Walt & Skeezix: 1923-1924

By Frank KingA selection of frames form the cartoon strip Gasoline Alley
Publisher: Drawn & Quarterly
ISBN: 978-1896597997

This is the second book in this remarkable series collecting the years 1923 and 1924. Despite the title, this is actually the long-running and highly acclaimed Gasoline Alley strip. It has been reframed through its lead character, Walt, and his adopted son, Skeezix, whom he discovers abandoned on his doorstep at the beginning of the previous book. 

This volume covers the actual adoption, and plays out the mystery of the mother who has given him up. There are several moments of high drama, not least a kidnapping, and all this in a humour strip! But it’s not all about Walt and Skeezix’s relationship. The strip began as a celebration of the motor car and those that liked to tinker with them, and all that remains. We even have a race, from New York to San Fransico, between Walt and his friend Avery in his antiquated vehicle.

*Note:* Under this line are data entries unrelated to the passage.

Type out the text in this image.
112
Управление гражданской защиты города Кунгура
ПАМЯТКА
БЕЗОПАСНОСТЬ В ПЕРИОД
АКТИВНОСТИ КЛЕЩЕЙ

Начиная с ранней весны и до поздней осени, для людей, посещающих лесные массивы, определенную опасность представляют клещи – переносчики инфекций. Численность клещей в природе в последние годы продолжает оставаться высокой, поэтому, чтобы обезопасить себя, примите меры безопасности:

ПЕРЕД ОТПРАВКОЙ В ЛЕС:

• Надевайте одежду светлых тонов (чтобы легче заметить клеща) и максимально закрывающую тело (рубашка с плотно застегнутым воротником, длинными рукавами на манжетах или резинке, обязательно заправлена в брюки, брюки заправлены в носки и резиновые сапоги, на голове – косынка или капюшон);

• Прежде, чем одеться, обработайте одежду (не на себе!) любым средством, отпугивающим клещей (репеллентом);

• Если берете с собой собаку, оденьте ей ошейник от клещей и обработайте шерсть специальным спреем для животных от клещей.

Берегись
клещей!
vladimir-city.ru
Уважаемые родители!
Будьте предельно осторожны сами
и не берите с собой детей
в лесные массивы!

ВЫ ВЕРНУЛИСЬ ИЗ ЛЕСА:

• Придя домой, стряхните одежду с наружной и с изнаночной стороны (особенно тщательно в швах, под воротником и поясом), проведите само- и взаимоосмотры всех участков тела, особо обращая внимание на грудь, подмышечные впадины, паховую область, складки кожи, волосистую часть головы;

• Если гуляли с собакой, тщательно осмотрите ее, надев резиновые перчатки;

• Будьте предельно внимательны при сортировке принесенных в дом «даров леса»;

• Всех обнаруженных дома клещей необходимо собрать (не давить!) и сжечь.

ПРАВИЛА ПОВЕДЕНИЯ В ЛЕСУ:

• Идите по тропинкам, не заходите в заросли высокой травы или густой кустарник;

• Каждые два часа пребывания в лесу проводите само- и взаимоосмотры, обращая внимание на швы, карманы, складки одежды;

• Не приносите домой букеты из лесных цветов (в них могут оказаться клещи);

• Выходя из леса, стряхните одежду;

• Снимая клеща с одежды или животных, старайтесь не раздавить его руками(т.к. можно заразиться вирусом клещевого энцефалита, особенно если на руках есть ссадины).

Most striking about the strip is that what you’re reading is 100 years old, and yet the characters are completely relatable, from Walt’s bumbling affection of Blossom to Avery’s penny-pinching ways. 

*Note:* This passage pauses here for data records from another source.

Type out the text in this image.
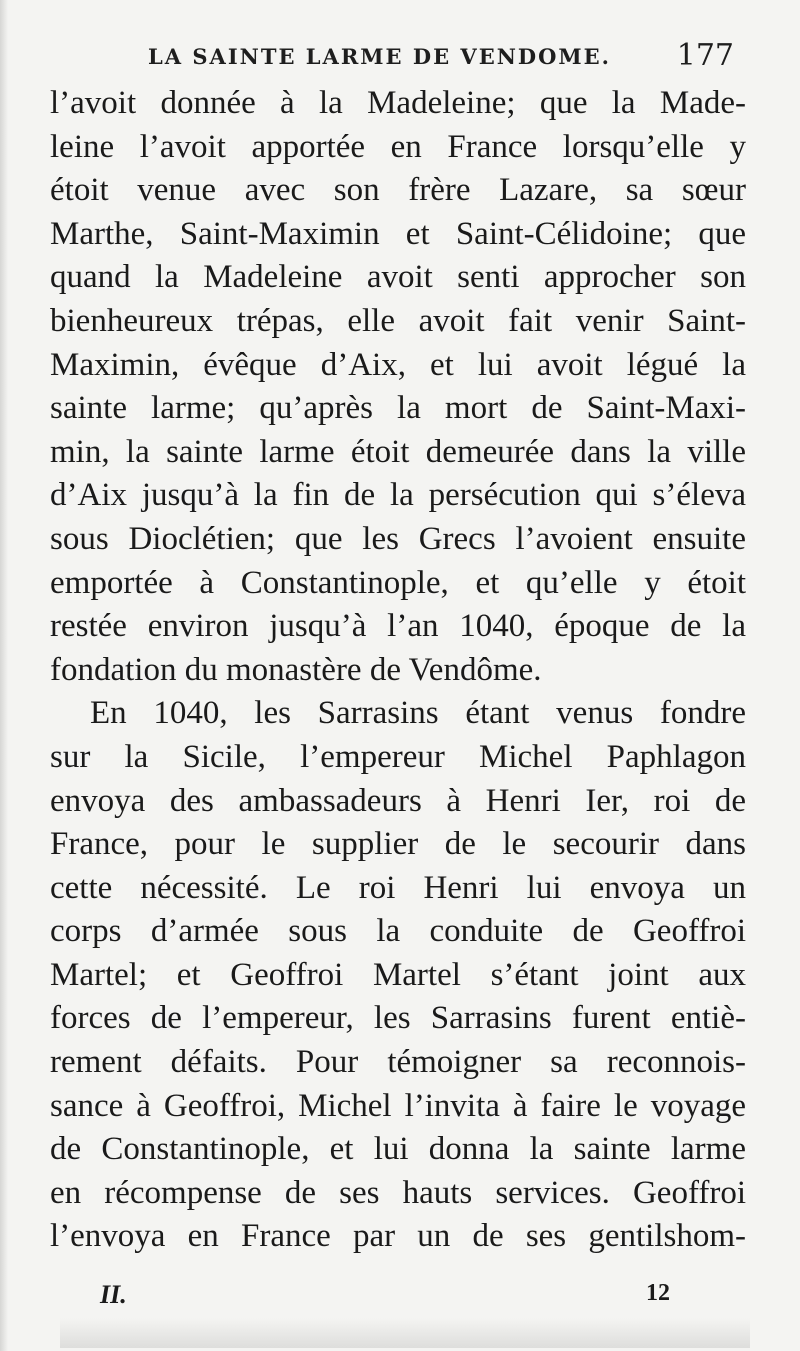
LA SAINTE LARME DE VENDOME. 177
l’avoit donnée à la Madeleine; que la Made-
leine l’avoit apportée en France lorsqu’elle y
étoit venue avec son frère Lazare, sa sœur
Marthe, Saint-Maximin et Saint-Célidoine; que
quand la Madeleine avoit senti approcher son
bienheureux trépas, elle avoit fait venir Saint-
Maximin, évêque d’Aix, et lui avoit légué la
sainte larme; qu’après la mort de Saint-Maxi-
min, la sainte larme étoit demeurée dans la ville
d’Aix jusqu’à la fin de la persécution qui s’éleva
sous Dioclétien; que les Grecs l’avoient ensuite
emportée à Constantinople, et qu’elle y étoit
restée environ jusqu’à l’an 1040, époque de la
fondation du monastère de Vendôme.
En 1040, les Sarrasins étant venus fondre
sur la Sicile, l’empereur Michel Paphlagon
envoya des ambassadeurs à Henri Ier, roi de
France, pour le supplier de le secourir dans
cette nécessité. Le roi Henri lui envoya un
corps d’armée sous la conduite de Geoffroi
Martel; et Geoffroi Martel s’étant joint aux
forces de l’empereur, les Sarrasins furent entiè-
rement défaits. Pour témoigner sa reconnois-
sance à Geoffroi, Michel l’invita à faire le voyage
de Constantinople, et lui donna la sainte larme
en récompense de ses hauts services. Geoffroi
l’envoya en France par un de ses gentilshom-
II.	12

Unlike Peanuts and most other strips, where characters never age, Walt & Skeezix plays out in real time. We see Skeezix develop, his speech become more accomplished, and his actions become the centre of many a gag. This creates a changing dynamic that the characters can react to in a way absent from almost all other strips.

Naturally, there are some elements of the strip, not least the depiction of Walt’s housemaid Rachel, that most certainly have not stood the test of time. However, bearing in mind this is ten decades old, there’s still so much to enjoy in this genuinely classic strip.

And if you liked that: There are several more volumes available.